The timing couldn't be better. Covington, who the Sixers certainly already valued highly, scored a career-high 31 points Tuesday night in Los Angeles, drilling a crucial three with 33 seconds left then making four free throws to close out the win over the Clippers.

It was yet another stat-stuffing performance for Covington — 31 points, 9 of 12 from the field, 5 of 8 from three, 8 of 8 from the line, six rebounds, four assists, four steals. And all of this from a guy who makes his biggest impact on the defensive end.

He just keeps getting better and better, growing into one of the best possible versions of a 3-and-D player.

Covington is going to make some serious coin. Just how much?

The idea has been floated around that the Sixers could use some of this season's cap space (approximately $15 million) to give Covington a significant immediate raise as part of his new contract. It would help the Sixers down the road to pay Covington a lot now because it could allow them to pay him slightly less when they're closer to the salary cap.

If the Sixers do give Covington that 2017-18 raise as part of his reworked contract, by rule, he cannot see more than a 40 percent decrease in next year's salary. So, as pointed out by the Sporting News, if the Sixers use all of their remaining cap space this season to give Covington his immediate raise, they would have to pay him a minimum of $10 million next season. Which they would anyway.

Here are some current contracts for forwards somewhat comparable to RoCo:

Khris Middleton: 5 years, $70 million

Kent Bazemore: 4 years, $70 million

Serge Ibaka: 3 years, $65 million

Danilo Gallinari: 3 years, $65 million

Tobias Harris: 4 years, $64 million

Covington is by far the best defender of this group. From a skill set perspective, he's most similar to Bazemore, an above-average defender who can rebound and hit threes. 

These contracts are provided simply for context. A lot of it depends on the team, the fit and the cap space. Covington is a better all-around player than Gallinari (and significantly more durable) but that doesn't mean he's going to exceed the $22 million average annual salary.

This season, Covington is making just under $1.6 million. If the Sixers raise that to, say, $15 million, then sign him to a contract worth four years and between $52-56 million, the end result would be approximately five years, $70 million. That seems about right for Covington. Maybe slightly low.

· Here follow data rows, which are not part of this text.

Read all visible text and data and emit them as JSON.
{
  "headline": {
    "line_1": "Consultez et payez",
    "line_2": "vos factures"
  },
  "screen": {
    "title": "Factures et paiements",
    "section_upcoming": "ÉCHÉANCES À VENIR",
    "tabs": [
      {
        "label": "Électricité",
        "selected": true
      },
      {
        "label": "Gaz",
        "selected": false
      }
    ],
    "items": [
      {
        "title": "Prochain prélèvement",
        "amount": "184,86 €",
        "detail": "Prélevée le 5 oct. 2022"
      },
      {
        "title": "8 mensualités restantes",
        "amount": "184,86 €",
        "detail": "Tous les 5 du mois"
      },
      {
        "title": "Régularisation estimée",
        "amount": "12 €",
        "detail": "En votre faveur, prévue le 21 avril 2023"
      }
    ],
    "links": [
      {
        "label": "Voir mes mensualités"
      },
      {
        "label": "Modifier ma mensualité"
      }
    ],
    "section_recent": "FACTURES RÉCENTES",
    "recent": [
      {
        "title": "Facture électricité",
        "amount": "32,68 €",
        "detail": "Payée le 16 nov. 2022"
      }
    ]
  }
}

The possibility exists that Covington chooses not to sign an extension and instead tests the unrestricted free-agent waters after the season. At the end of the day, every player does what's best for himself. But it would be pretty tough for Covington to turn down tens of millions of dollars given how underpaid he's been to this point. And could you really see him leaving Philly after years of building this thing up over a few million dollars through the life of a four-year deal?

Another thing to keep in mind is that if Covington were to wait it out, there just aren't many teams positioned to pay him top dollar or exceed what the Sixers can offer. As it stands right now, only the Lakers will have more cap space next summer than the Sixers, but L.A. obviously has its sights set on superstars like LeBron James and Paul George. The Sixers are just behind the Lakers, and then the only teams currently within even $20 million of the Sixers' 2018 cap space are the Bulls, Mavericks and Hawks.

Covington could certainly hold out in hopes of landing a bigger deal from one of those three teams, but the risk would seem to outweigh the reward, especially if winning is a priority for him after years spent on cellar-dwelling Sixers teams.

This is a deal the Sixers will want to complete sooner rather than later and it would be no surprise if it's announced later this week. 

The week the Sixers traded Nerlens Noel to Dallas last season, I wrote about how that deal essentially meant the Sixers were choosing Covington over Noel. That decision now couldn't possibly look better.